Bitcoin dropped again 24 hours ago, on South Korea’s announcement that its regulators are contemplating the shutdown of many of the nation’s very active cryptocurrency exchanges. South Korean exchanges will soon require real-name cryptocurrency transactions and impose a ban on the offering of virtual accounts by banks to crypto exchanges, according to a statement from the Office for Government Policy Coordination. So much for anonymity as bitcoin’s calling card.

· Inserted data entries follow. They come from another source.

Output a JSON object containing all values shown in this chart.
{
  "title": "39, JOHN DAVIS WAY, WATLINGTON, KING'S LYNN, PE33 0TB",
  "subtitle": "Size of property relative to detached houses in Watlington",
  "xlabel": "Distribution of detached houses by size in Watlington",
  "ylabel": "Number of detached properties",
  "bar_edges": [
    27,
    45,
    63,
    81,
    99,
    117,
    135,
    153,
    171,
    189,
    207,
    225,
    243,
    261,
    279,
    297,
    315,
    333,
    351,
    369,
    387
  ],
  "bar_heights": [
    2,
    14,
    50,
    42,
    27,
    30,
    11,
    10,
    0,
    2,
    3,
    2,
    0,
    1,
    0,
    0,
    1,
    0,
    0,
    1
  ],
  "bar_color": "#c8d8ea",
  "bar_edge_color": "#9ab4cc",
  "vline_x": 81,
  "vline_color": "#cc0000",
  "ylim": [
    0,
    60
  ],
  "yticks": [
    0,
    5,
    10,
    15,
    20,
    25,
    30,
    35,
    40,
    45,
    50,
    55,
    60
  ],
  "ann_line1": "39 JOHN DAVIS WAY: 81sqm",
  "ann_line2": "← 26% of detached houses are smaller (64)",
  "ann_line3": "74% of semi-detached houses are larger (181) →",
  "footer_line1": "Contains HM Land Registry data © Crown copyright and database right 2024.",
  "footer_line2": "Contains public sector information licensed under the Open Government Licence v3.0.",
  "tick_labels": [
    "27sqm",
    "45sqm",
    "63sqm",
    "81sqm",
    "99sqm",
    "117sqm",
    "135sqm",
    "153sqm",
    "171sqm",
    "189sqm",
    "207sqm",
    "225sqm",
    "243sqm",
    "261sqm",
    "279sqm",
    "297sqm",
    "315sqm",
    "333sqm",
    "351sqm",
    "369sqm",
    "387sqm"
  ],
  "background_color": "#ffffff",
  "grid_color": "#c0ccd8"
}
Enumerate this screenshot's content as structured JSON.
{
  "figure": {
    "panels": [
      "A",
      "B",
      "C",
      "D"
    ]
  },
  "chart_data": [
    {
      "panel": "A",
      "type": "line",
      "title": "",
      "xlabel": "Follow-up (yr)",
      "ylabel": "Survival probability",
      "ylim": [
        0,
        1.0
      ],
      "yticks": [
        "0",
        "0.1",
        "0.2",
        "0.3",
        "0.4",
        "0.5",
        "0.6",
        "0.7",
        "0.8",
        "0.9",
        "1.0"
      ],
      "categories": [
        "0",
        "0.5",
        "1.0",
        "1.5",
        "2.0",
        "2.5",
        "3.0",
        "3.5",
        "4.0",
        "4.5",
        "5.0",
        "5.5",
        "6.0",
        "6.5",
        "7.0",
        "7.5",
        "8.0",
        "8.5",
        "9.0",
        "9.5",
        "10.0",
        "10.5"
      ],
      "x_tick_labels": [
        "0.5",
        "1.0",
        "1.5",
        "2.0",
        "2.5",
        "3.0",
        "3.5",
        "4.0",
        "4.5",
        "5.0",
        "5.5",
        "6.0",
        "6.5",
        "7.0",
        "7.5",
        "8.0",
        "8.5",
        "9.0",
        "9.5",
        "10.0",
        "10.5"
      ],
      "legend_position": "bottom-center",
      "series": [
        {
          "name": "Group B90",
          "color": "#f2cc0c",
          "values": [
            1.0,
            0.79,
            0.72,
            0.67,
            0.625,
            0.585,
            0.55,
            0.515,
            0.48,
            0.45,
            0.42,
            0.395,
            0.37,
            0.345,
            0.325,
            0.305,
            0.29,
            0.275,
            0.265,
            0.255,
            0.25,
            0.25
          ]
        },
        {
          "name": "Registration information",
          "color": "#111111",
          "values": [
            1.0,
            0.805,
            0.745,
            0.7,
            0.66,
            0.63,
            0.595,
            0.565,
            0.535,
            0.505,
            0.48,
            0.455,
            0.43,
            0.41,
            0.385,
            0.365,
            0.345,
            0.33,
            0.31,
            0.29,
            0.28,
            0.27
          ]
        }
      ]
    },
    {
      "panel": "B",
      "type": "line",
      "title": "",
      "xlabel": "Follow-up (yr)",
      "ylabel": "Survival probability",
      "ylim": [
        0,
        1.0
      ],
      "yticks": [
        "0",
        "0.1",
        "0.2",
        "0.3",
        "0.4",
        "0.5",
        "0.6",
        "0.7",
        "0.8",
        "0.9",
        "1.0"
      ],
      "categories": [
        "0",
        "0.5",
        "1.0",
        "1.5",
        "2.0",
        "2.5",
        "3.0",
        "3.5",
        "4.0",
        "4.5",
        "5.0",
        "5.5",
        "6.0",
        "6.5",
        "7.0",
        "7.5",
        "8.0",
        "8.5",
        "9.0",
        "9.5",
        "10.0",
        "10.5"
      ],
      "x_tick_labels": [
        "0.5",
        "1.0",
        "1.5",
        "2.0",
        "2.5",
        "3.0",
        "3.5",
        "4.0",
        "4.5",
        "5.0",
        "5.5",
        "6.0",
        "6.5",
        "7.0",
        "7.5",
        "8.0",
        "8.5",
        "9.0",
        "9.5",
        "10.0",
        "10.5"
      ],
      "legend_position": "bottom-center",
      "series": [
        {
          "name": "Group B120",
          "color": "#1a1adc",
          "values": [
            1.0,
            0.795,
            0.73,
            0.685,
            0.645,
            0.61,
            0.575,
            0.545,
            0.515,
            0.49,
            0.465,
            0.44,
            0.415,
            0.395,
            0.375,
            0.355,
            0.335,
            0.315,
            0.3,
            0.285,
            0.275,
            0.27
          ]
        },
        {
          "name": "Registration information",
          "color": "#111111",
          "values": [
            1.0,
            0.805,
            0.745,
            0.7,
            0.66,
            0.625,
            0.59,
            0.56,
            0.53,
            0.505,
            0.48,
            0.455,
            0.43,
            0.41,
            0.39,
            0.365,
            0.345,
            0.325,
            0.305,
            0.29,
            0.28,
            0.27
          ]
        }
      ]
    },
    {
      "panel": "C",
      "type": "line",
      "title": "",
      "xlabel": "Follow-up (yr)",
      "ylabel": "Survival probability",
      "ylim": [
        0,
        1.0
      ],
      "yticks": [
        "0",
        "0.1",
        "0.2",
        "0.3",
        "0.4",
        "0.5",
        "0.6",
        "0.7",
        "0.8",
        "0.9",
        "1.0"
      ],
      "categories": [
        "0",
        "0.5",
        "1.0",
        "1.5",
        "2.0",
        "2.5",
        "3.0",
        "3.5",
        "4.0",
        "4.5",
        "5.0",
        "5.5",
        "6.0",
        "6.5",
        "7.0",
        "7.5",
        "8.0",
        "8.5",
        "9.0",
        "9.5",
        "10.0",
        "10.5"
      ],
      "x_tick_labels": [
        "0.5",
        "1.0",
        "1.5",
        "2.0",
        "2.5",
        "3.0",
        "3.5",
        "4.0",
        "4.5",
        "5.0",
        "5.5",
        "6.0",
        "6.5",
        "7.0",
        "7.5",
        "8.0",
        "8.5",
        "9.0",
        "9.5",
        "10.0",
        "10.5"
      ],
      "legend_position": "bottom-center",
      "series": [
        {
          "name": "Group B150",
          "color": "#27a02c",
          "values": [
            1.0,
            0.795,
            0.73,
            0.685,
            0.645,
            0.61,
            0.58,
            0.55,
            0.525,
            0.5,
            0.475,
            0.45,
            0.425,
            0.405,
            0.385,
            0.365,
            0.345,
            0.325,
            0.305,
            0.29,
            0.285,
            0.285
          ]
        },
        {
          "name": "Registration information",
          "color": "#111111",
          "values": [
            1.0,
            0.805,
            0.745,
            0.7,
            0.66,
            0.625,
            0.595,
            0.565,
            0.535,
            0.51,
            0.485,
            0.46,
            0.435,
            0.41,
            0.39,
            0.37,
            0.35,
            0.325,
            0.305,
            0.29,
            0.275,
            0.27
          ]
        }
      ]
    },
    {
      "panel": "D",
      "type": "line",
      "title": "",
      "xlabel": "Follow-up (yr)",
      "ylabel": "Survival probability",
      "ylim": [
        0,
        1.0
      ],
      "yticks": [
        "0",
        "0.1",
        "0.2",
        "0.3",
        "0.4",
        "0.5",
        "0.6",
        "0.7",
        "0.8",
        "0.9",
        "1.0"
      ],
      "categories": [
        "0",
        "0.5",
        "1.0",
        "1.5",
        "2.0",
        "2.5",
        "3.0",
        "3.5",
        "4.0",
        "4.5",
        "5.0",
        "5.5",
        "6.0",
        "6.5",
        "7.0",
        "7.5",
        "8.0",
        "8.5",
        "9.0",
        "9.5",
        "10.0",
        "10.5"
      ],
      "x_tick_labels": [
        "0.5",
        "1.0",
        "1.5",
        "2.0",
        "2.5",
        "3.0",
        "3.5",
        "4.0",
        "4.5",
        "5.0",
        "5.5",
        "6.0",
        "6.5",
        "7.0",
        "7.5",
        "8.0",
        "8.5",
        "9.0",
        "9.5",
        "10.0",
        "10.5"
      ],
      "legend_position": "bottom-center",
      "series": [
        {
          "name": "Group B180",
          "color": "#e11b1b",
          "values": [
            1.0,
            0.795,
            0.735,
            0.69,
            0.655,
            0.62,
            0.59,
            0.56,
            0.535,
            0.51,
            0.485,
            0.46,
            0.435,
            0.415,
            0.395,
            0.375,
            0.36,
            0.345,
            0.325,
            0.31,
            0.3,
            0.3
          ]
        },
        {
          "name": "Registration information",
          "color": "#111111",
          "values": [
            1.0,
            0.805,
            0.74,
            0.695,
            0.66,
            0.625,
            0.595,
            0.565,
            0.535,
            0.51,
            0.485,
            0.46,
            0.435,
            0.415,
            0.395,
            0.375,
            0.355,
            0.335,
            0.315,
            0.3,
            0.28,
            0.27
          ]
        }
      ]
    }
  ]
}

“Cryptocurrency speculation has been irrationally overheated in Korea,” the government said in the statement, which comes little more than a week after the bankruptcy filing of one South Korean exchange. “The government can’t leave the abnormal situation of speculation any longer.”

But after that initial drop, the markets recovered some and bitcoin is now trading at roughly $14,000 a unit.

So now what? Even the experts have no idea.

Patrick Byrne, the CEO of Overstock and a guy who is unironically known as “the bitcoin messiah,” says he has doesn’t know. “Well, I don’t know if it’s a flash crash, a trading issue or the new ability of Wall Street to short.”

So Sizzle or Fizzle for the last week of the year? In the face of all of the evidence, we think we’ll just stick with “Bubble.”